Gewoontegetrouw kijkt Lichtervelde op 15 juni terug op de schokkendste gebeurtenis uit zijn geschiedenis: de opkomst en de ondergang van twee verzetsgroepen. De Hongaarse psychiater Nagy zegt dat trauma’s meerdere generaties overspannen. Als de geschiedenis in de verdrukking komt of als er te veel taboe is, dan heeft deze psychiater gelijk.
Lichtervelde ligt in het hart van West-Vlaanderen en beschikt over een strategisch spoorwegknooppunt. Zuidwaarts voert het spoor vanaf het Kortrijkse rangeerterrein richting Normandië. Noordwaarts ligt de haven van Zeebrugge. Westelijk gaat het naar de Atlantikwall, oostelijk naar Duitsland.
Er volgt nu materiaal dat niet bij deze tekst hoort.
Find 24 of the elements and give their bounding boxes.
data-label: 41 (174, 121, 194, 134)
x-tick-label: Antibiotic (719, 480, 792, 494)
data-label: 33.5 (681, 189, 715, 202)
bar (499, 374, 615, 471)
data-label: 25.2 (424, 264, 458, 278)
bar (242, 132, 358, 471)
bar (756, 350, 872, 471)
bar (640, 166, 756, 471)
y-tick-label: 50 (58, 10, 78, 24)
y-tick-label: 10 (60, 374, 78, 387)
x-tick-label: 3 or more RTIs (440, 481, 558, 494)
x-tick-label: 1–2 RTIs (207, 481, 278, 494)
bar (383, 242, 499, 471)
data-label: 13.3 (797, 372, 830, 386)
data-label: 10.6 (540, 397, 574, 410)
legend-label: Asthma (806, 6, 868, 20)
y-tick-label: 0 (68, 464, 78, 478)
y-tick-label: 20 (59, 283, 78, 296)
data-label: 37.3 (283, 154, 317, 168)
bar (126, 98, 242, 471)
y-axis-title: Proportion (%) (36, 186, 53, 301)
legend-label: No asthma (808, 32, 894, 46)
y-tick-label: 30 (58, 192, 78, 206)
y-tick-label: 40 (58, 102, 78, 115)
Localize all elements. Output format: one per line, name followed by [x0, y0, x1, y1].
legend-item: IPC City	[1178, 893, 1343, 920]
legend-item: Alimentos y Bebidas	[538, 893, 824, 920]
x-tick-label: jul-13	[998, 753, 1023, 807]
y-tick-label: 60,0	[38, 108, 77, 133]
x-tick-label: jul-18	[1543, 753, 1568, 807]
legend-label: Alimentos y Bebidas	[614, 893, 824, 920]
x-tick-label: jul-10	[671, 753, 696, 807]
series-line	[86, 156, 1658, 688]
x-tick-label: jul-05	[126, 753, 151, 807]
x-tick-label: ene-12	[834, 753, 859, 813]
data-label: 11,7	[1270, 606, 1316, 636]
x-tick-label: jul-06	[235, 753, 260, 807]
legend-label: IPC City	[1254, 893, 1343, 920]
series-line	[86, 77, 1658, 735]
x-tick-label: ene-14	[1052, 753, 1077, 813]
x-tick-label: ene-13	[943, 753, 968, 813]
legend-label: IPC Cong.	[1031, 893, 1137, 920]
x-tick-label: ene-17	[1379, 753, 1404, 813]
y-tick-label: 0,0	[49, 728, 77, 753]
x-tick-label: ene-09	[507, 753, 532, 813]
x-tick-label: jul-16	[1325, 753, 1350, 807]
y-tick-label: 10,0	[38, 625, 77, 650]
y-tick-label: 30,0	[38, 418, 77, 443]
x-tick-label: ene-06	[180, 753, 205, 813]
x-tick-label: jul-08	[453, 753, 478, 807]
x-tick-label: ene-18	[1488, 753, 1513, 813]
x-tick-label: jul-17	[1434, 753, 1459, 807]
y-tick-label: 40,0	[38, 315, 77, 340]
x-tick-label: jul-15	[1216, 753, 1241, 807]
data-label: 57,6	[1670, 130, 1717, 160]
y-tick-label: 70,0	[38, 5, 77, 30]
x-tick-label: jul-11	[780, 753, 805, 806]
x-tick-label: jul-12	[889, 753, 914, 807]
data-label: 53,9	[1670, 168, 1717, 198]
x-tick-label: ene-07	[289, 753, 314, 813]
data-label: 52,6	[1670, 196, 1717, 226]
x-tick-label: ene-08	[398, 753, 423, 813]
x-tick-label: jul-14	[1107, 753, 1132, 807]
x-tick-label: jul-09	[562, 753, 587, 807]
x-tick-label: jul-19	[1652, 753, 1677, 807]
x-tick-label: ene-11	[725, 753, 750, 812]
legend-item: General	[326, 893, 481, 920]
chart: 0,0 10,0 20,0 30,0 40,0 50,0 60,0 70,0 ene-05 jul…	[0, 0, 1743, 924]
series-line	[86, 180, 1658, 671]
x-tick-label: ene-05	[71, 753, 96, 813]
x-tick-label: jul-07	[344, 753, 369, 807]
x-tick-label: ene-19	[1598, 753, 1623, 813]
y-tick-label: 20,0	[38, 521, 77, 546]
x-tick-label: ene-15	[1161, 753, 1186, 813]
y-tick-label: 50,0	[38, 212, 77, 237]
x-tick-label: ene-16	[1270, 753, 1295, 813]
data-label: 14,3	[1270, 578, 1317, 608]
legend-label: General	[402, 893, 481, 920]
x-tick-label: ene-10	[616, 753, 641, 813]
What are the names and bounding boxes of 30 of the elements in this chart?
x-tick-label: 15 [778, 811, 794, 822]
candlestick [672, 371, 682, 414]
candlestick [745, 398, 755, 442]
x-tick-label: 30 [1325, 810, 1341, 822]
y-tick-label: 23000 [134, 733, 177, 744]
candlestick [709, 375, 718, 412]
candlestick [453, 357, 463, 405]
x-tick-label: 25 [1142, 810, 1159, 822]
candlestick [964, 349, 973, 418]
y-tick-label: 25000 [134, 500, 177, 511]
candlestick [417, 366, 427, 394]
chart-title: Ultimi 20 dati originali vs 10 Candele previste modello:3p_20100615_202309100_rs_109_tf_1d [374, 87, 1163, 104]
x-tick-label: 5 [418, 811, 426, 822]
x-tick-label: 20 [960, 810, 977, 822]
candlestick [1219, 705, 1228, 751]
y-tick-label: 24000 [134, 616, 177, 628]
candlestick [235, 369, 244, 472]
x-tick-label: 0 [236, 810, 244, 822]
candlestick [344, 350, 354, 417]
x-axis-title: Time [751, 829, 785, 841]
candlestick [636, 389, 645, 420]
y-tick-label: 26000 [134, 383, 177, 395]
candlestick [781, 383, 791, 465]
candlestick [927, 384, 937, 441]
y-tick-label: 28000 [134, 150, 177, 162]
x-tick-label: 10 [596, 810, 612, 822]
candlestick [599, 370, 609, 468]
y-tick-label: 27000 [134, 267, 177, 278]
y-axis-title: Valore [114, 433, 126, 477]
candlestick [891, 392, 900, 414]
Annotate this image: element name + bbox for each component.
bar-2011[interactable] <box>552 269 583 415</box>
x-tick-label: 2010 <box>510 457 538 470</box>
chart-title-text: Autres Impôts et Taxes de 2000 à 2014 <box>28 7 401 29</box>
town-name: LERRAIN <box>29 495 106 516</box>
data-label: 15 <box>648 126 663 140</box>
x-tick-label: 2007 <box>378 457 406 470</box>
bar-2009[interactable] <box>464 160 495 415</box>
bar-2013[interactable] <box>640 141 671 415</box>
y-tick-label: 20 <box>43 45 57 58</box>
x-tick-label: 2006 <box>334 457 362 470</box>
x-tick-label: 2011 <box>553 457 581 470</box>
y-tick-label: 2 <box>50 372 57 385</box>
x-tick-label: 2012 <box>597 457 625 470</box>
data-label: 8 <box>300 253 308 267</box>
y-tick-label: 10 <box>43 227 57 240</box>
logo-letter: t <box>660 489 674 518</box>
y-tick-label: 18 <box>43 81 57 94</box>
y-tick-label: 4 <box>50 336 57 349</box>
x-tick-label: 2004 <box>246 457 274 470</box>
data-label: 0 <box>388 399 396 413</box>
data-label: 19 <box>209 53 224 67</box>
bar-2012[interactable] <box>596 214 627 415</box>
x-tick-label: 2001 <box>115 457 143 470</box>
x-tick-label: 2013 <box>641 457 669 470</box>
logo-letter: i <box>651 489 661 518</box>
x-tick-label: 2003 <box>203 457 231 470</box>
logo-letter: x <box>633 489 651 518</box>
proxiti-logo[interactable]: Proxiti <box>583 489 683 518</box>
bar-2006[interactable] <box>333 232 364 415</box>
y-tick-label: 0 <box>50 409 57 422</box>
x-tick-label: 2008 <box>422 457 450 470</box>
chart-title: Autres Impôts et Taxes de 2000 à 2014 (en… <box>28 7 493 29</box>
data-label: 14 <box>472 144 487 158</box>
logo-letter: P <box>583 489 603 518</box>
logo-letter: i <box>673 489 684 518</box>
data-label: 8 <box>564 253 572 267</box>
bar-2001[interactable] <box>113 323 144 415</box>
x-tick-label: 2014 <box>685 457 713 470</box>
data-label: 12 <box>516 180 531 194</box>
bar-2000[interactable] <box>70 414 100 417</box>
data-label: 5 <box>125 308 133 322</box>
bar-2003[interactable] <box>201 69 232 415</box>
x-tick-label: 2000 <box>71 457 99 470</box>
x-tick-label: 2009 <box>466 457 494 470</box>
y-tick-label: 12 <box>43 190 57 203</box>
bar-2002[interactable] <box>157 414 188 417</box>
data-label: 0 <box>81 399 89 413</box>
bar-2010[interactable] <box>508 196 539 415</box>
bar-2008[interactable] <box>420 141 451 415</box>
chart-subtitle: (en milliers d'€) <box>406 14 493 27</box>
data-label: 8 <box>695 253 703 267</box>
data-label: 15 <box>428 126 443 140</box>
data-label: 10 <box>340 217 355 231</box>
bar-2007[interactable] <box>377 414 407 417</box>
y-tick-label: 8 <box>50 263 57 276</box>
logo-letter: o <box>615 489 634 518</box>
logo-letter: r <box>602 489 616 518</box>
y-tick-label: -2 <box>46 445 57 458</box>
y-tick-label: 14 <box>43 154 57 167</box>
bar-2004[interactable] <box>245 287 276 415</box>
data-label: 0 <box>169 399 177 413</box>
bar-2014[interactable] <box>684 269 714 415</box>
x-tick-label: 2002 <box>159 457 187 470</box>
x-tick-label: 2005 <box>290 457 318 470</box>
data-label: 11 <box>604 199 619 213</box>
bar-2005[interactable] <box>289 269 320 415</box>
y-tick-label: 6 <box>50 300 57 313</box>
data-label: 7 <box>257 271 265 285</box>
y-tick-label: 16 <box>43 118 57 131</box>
Hoeft het te verwonderen dat spoorweg- en postmannen, een bank- en een verzekeringsagent, een dokter en landbouwers elkaar vinden in het verzet? Snel telt het dorp honderd verzetslui. Duitse sympathie is er eveneens. Op een boogscheut, in de Rodenbachstad Roeselare, dweept de charismatische Reimond Tollenaere, een voorman van het collaborerende VNV, met de nazi’s. De man is kind aan huis bij enkele Lichterveldse families.
De spreidstand tussen verzet en collaboratie verdeelt het dorp tot op heden. Gelach, spot, argwaan en argumenten zoals ‘ze zochten het zelf’, ‘ze waren slordig en pocherig’ waren hoor- en voelbaar bij de herdenking in 2024. De uitspraken bezwaren de nabestaanden. Hun gevoel van rouw, trauma en schuld blijft. Het verwijt ‘eigen schuld dikke bult’ heet wetenschappelijk secundaire victimisatie. ‘Ze hadden beter moeten weten, ze namen risico’s, ze schatten de bezetter fout in, hun stoerheid en roekeloosheid braken hen zuur op…’ De dorpspraat bemoeilijkt de ontmaskering van de verzets- én collaboratiemythes. En houdt het thema delicaat.
Wurggreep van de nieuwe orde
Het recente boek van Dominique Verhaeghe De zaak Lichtervelde kan dat veranderen. Verhaeghe, kleinzoon van verzetsman Debaeke, doorprikt het taboe dubbel. Enerzijds bouwt hij voort op de inzichten van Modest Maertens. Die mestte met zijn publicatie De stille strijd van Eugeen Callewaert in de jaren negentig de augiasstal voorzichtig uit – tot ongenoegen van de wantrouwige parochie. Verraad en opportunisme, eendracht én tweedracht... dit dorp maakte geen beste beurt tijdens en na de oorlog. Anderzijds kreeg Verhaeghe toegang tot de archieven, terwijl Maertens zich vooral en noodgedwongen op mondelinge bronnen baseerde. Die extra info heldert op. Of men het wil lezen, is de vraag.